Lazaro Guerra, director of the island’s Energia Electrica utility, said the Cuban power grid was now again “interconnected” from the western port of Mariel, some 30 miles (50 kilometers) from Havana, to Guantanamo province in the far east.
Power had yet to be restored, however, in part of western Cuba.
The authorities said the system was generating 935 megawatts of power nationwide on Sunday, well below the normal daily demand of 3,000 MW.
In Havana, a city of 2.1 million, just 19 percent of homes had regained power.
Some Cubans were awakened early Sunday by the sounds attending a restoration of power.
“At 5 am, there was a tremendous rush, charging phones, lamps, pumping water into tanks -- a tremendous uproar waking up the neighbours,” Alex Picart, a 60-year-old resident of Guanabacoa, just east of Havana, said.
Cubans have grown resigned to frequent outages -- including blackouts ranging anywhere from four hours to 20 hours or more. But the constant disruptions are exhausting, they say, as outages cut off water and gas supplies as well as phone communications, and can virtually paralyse public transit.
“No elevator, no water, it’s awful.
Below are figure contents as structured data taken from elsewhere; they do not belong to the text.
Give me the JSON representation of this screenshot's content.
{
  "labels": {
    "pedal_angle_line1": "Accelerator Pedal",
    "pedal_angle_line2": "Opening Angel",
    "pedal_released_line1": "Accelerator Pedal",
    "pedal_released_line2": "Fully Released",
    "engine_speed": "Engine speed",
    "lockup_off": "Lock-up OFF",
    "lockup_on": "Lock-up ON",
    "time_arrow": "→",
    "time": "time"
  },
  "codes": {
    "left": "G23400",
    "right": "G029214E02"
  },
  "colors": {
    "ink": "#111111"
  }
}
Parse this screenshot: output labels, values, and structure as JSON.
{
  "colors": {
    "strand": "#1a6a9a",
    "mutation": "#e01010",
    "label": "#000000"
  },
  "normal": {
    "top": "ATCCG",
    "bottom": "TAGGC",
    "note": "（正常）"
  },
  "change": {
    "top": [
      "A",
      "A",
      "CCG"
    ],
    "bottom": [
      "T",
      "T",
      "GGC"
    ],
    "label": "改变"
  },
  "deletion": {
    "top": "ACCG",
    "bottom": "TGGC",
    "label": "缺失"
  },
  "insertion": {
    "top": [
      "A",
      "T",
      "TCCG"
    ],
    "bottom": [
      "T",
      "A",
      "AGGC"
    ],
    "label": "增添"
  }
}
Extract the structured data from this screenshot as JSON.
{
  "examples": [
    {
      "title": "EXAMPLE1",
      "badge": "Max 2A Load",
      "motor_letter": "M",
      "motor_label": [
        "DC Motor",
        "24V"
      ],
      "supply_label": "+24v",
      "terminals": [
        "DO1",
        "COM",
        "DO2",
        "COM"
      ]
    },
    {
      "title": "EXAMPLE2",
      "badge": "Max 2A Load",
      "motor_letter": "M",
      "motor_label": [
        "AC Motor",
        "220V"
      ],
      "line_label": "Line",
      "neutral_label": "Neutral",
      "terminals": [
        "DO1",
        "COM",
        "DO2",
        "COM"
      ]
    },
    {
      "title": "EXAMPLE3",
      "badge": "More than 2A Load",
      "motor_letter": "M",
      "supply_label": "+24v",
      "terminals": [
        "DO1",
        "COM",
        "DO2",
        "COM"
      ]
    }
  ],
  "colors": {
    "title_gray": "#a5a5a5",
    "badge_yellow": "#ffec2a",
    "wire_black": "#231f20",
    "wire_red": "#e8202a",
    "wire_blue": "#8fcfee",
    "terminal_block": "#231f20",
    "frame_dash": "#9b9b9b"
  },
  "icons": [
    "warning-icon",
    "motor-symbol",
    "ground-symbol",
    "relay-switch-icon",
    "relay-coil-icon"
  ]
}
I feel cornered, very annoyed,” said Ruben Borroto, 69, who has to walk up seven floors to his Havana apartment.
The latest blackout began Friday with a failure at a substation in a Havana suburb, then spread across the island.
Cuba had seen three other major outages in the past half-year.
The island is suffering through its fourth year of economic crisis, and its eight thermal power plants, nearly all dating to the 1980s or 1990s, regularly fail.
Floating power barges and a series of generators shore up the national power system, but the US embargo makes it difficult to import fuel.
The government is rushing to install at least 55 solar parks this year -- enough, it says, to supply 12 percent of national demand.